Participants : Victorien Delannée, Anne Siegel, Nathalie Théret.

The objective of Mecagenotox project is to characterize and model the human liver ability to bioactivate environmental contaminants during liver chronic diseases in order to assess individual susceptibility. Indeed, liver pathologies which result in the development of fibrosis are associated with a severe dysfunction of liver functions that may lead to increased susceptibility against contaminants. In this project funded by ANSES and coordinated by S. Langouet at IRSET/inserm (Univ. Rennes 1), we will combine cell biology approaches, biochemistry, biophysics, analytical chemistry and bioinformatics to 1) understand how the tension forces induced by the development of liver fibrosis alter the susceptibility of hepatocytes to certain genotoxic chemicals (especially Heterocyclic Aromatic Amines) and 2) model the behavior of xenobiotic metabolism during the liver fibrosis. Our main goal is to identify "sensitive" biomolecules in the network and to understand more comprehensively bioactivation of environmental contaminants involved in the onset of hepatocellular carcinoma.

PEPS VAG

Participants : François Coste, Jacques Nicolas, Clovis Galiez.

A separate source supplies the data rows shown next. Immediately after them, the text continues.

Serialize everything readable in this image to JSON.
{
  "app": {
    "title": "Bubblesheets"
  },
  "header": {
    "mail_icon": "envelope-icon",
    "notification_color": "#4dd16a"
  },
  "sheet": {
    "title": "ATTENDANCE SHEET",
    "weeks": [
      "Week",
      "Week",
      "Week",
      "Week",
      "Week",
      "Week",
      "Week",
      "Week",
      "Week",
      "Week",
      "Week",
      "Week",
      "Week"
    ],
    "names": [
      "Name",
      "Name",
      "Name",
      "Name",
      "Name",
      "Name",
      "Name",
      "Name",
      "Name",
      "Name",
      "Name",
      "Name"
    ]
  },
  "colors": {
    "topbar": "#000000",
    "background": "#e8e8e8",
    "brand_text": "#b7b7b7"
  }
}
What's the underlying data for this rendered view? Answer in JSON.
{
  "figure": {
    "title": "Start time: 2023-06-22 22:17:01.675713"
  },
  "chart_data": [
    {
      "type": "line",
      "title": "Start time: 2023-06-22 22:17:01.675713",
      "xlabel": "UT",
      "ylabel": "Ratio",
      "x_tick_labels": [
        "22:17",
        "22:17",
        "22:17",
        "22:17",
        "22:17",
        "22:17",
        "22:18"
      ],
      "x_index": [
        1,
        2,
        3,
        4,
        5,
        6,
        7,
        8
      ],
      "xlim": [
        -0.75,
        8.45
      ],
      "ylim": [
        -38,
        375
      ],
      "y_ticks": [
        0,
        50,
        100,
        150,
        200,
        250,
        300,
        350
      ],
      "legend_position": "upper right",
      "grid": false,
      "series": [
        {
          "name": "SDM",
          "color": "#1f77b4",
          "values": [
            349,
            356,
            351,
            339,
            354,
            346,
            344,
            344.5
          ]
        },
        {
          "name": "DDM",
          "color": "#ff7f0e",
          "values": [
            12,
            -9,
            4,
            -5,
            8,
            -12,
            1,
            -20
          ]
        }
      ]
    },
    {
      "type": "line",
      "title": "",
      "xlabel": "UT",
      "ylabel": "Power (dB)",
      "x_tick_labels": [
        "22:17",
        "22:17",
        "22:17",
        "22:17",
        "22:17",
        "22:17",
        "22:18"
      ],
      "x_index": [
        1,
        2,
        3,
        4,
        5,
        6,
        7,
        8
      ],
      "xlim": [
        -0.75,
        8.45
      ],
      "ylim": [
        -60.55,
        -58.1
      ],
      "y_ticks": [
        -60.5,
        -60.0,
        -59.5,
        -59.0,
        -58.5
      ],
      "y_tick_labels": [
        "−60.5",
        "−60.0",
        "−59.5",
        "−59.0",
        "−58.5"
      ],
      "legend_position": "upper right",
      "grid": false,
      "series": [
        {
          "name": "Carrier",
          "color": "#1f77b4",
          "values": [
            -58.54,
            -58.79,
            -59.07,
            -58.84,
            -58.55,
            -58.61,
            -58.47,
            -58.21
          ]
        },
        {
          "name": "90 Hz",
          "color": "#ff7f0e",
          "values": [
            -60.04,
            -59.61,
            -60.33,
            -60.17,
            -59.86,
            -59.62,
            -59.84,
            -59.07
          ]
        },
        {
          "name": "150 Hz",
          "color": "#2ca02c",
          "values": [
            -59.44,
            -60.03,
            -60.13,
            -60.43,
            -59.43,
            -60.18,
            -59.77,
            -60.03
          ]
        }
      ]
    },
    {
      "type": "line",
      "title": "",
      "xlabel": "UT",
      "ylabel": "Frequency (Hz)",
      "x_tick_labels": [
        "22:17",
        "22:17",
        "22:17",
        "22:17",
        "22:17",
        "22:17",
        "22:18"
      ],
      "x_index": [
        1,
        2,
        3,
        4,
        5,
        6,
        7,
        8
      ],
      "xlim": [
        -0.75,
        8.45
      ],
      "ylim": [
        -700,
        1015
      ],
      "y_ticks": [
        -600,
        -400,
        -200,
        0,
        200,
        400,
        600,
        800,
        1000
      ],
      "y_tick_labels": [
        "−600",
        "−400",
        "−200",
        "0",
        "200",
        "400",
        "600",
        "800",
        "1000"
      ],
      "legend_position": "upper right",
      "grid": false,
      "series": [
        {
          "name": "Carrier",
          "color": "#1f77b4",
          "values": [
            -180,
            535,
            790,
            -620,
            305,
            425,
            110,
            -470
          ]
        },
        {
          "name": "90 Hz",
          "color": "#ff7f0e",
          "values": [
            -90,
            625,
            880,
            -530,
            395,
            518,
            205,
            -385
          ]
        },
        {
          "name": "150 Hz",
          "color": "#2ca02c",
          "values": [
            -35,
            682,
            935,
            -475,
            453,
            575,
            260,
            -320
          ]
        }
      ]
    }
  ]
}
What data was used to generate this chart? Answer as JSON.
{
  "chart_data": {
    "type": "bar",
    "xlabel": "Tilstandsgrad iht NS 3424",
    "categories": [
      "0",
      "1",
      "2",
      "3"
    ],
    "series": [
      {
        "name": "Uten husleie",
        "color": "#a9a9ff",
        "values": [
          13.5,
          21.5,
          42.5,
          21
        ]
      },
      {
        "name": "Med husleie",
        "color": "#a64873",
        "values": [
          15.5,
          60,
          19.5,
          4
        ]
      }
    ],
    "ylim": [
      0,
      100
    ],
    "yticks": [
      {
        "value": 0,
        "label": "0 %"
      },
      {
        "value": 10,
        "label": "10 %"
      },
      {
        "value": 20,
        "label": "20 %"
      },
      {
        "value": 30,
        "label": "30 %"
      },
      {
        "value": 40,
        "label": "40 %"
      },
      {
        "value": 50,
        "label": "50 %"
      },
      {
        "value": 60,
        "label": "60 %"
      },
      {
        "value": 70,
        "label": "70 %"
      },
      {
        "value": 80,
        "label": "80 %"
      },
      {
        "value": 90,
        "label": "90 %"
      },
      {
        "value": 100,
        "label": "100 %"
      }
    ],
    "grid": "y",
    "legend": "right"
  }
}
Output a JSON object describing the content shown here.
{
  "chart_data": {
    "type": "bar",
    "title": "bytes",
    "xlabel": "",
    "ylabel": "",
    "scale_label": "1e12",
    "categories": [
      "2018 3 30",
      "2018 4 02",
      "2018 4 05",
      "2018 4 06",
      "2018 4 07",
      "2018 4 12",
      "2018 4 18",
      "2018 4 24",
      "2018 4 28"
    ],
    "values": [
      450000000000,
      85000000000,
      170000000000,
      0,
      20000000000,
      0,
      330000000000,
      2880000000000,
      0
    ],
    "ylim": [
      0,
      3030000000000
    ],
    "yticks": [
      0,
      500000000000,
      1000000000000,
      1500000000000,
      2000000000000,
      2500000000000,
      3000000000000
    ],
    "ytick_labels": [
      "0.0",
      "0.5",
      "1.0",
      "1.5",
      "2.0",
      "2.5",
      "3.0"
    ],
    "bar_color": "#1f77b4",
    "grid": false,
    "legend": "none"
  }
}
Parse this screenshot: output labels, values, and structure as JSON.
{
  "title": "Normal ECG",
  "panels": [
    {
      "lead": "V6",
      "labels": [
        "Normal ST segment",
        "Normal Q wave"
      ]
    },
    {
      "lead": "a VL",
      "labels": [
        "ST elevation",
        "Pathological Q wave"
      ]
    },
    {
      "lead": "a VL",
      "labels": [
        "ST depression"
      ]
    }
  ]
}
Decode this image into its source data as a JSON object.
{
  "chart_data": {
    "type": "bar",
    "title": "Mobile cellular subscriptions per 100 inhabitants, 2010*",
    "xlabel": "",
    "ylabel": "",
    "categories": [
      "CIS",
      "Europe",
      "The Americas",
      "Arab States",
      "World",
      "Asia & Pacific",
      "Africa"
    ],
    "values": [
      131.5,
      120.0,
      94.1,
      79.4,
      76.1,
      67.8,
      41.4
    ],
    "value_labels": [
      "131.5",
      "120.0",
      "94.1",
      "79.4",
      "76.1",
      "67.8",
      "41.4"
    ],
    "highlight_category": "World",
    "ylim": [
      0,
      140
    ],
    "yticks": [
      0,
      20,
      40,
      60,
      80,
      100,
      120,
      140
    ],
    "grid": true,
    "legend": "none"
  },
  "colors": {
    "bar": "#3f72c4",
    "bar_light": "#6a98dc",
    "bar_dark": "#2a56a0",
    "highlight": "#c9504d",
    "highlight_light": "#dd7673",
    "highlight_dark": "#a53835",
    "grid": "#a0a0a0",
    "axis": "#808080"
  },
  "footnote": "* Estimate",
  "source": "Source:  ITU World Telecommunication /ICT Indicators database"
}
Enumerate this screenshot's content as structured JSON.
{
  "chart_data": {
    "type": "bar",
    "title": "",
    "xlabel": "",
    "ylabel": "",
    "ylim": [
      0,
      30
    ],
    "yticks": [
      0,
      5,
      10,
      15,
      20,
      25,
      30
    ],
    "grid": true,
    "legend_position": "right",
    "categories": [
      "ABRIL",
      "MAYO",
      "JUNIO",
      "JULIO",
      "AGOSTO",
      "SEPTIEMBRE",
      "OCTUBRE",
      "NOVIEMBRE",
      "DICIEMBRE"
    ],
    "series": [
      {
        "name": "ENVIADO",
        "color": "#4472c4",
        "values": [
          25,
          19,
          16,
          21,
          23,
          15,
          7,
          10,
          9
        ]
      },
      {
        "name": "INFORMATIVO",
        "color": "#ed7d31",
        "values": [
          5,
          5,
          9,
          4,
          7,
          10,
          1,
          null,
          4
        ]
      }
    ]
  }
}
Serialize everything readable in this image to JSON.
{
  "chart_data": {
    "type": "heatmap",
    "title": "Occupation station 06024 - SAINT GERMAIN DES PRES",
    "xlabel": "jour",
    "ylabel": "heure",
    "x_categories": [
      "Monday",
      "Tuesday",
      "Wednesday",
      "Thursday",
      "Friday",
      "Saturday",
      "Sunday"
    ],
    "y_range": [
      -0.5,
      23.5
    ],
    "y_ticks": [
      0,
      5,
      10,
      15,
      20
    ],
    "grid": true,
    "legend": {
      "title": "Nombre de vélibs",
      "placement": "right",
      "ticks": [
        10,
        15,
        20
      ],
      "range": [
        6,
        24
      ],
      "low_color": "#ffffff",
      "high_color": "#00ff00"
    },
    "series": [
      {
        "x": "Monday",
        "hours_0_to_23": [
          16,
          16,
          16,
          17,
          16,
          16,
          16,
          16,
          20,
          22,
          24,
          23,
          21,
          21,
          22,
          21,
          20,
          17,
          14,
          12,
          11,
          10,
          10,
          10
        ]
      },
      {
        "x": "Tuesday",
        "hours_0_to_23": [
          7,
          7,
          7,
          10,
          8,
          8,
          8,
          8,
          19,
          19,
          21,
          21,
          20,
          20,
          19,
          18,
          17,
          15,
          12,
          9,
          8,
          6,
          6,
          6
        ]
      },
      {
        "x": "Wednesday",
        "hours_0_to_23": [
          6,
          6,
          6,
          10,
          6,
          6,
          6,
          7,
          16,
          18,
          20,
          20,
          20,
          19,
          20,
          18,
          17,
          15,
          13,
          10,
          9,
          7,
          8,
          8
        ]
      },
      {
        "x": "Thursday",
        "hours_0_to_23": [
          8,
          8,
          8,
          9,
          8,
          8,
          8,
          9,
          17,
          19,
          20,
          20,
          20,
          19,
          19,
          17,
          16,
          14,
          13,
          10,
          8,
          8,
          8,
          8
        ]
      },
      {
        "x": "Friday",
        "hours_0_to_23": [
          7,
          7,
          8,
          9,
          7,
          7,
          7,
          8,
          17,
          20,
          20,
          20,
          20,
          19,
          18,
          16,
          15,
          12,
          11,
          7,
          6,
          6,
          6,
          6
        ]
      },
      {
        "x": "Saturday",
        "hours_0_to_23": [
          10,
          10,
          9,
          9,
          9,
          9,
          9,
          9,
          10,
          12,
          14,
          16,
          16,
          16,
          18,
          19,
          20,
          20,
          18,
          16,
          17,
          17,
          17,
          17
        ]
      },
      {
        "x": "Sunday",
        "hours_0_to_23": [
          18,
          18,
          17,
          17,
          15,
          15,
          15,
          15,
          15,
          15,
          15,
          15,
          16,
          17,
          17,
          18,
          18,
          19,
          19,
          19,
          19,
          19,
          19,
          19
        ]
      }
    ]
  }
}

PEPS VAG started a collaboration between IMPMC UMR 7590, Institut de biologie de l'Ecole Normale Supérieure (IBENS) UMR8197, Atelier de Bioinformatique UPMC and Dyliss. It aims at defining the needs and means for a larger project about viruses in marine ecosystems. Indeed, we aim at developing new methods based on both sequential and structural information of proteins to improve the detection of viral sequences in marine metagenomes, to identify new viruses and to compare the viral populations specifically associated with different environment parameters (temperature, acidity, nutriments...) and ultimately to connect them with the potential hosts identified by population sequencing.